70      Partant, il y a lieu de rejeter le premier grief de la deuxième branche du moyen unique soulevé par le requérant.

71      Le requérant fait valoir par son deuxième grief que la chambre de recours l’a sanctionné pour ne pas avoir présenté d’éléments de preuves relatifs à des études de marché et à des témoignages d’associations professionnelles parmi les preuves de l’usage produites.

72      En effet, ainsi qu’il a été déjà relevé au point 54 ci-dessus, il ressort de la jurisprudence que certains éléments de preuve sont considérés comme jouissant d’une force probante plus importante que d’autres, notamment les études de marché ainsi que les déclarations d’associations professionnelles et que, de ce fait, il ne saurait être reproché à la chambre de recours d’avoir constaté l’absence de réalisation par le requérant d’une étude de marché démontrant la perception de la marque demandée par une fraction significative du public pertinent (point 56 de la décision attaquée). Or, en l’espèce, il convient de constater que, pour estimer que la preuve de l’acquisition d’un caractère distinctif par l’usage n’avait pas été rapportée, la chambre de recours ne s’est pas fondée sur la seule absence de cette preuve directe, mais a poursuivi son examen par celui des preuves secondaires apportées par le requérant en considérant, à juste titre, que celles-ci, prises dans leur ensemble, ne suffisaient pas à démontrer que le public pertinent percevrait les produits ou les services de la marque demandée comme relevant d’une origine commerciale déterminée. Le requérant ne saurait donc reprocher à la chambre de recours de l’avoir sanctionné pour ne pas avoir présenté d’éléments de preuves relatifs à des études de marché et à des témoignages d’associations professionnelles.

73      Par conséquent, il y a lieu de rejeter le deuxième grief de la deuxième branche du moyen unique soulevé par le requérant.

74      En ce qui concerne le troisième grief, le requérant fait valoir que la chambre de recours a considéré erronément qu’il n’avait pas produit d’éléments de preuve établissant l’usage de la marque demandée pour les services désignés par ladite marque et relevant de la classe 42. Il soutient que son application logicielle fournit aux utilisateurs un service de numérisation d’image et de numérisation de documents par l’intermédiaire du produit, à savoir de l’application logicielle. Selon lui, dans la mesure où les définitions, d’une part, des produits et, d’autre part, des services sont interchangeables, il n’est pas possible de faire une distinction entre les deux, raison pour laquelle les éléments de preuve fournis concernent tant les produits que les services désignés par la marque demandée.

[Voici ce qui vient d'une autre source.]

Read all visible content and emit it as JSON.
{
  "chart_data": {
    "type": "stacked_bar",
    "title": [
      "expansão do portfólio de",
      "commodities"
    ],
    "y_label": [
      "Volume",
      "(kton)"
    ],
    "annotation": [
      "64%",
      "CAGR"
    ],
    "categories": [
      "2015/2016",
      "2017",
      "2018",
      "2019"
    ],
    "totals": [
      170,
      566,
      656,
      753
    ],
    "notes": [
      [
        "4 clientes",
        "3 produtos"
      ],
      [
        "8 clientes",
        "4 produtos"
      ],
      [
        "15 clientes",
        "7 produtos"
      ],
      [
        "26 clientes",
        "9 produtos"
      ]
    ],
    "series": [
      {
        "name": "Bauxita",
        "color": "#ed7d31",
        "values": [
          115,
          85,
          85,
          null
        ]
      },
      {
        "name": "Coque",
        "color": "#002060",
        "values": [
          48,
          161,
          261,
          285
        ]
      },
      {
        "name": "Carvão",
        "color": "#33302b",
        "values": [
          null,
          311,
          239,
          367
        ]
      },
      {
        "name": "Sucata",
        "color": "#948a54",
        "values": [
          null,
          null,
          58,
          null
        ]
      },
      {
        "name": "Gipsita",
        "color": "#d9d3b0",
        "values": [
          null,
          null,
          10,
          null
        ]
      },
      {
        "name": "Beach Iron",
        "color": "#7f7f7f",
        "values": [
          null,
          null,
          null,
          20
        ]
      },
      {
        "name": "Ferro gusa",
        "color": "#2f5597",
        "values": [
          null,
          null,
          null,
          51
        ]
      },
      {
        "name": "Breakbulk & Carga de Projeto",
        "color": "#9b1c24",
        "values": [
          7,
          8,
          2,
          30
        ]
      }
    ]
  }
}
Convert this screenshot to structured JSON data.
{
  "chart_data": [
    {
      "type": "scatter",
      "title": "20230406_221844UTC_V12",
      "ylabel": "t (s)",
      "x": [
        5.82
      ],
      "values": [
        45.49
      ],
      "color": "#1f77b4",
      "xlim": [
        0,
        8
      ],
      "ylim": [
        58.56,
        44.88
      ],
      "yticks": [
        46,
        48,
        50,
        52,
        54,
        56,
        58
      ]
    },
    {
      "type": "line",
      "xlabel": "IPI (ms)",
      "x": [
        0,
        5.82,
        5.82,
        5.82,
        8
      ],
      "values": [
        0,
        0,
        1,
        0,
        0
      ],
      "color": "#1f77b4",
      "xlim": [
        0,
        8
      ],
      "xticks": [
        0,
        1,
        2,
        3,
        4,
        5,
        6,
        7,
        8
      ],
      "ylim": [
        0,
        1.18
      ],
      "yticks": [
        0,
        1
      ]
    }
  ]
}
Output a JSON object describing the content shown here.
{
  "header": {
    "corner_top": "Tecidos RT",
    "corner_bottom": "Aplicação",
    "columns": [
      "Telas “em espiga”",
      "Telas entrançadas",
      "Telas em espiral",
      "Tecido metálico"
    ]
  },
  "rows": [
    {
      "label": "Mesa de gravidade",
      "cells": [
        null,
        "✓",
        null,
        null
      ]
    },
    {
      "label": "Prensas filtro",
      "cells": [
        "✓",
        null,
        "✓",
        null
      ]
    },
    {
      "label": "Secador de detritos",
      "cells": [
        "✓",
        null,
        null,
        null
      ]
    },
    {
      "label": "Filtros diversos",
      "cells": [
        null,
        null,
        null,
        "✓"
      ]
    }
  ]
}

75      À cet égard, il convient de relever qu’ainsi qu’il a été déjà rappelé au point 37 ci-dessus, les mêmes critères concernant l’appréciation des preuves du caractère distinctif acquis par l’usage de la marque demandée s’appliquent tant pour les services que pour les produits couverts par la demande de marque. Par ailleurs, même à supposer que les éléments de preuve apportés par le requérant concernaient également les services fournis, il convient de constater que la chambre de recours a considéré à juste titre que ceux-ci ne suffisaient pas à démontrer qu’au moins une fraction significative du public pertinent identifiait, grâce à l’usage du signe demandé en tant que marque verbale, les produits ou les services concernés comme provenant d’une entreprise déterminée.

76      Il s’ensuit que le troisième grief doit être rejeté ainsi que la deuxième branche dans son ensemble.

77      Au vu des considérations qui précédent, le moyen unique soulevé par le requérant tiré de la violation de l’article 7 du règlement 2017/1001 doit être écarté comme non fondé et le recours doit donc être rejeté dans son ensemble.

 Sur les dépens

78      Aux termes de l’article 134, paragraphe 1, du règlement de procédure, toute partie qui succombe est condamnée aux dépens, s’il est conclu en ce sens. Le requérant ayant succombé, il y a lieu de le condamner aux dépens, conformément aux conclusions de l’EUIPO.

Par ces motifs,

LE TRIBUNAL (cinquième chambre)

déclare et arrête :

1)      Le recours est rejeté.

2)      M. Igor Zhadanov est condamné aux dépens.

Gratsias

Labucka

Ulloa Rubio

Ainsi prononcé en audience publique à Luxembourg, le 24 septembre 2019.

Signatures


*      Langue de procédure : l’anglais.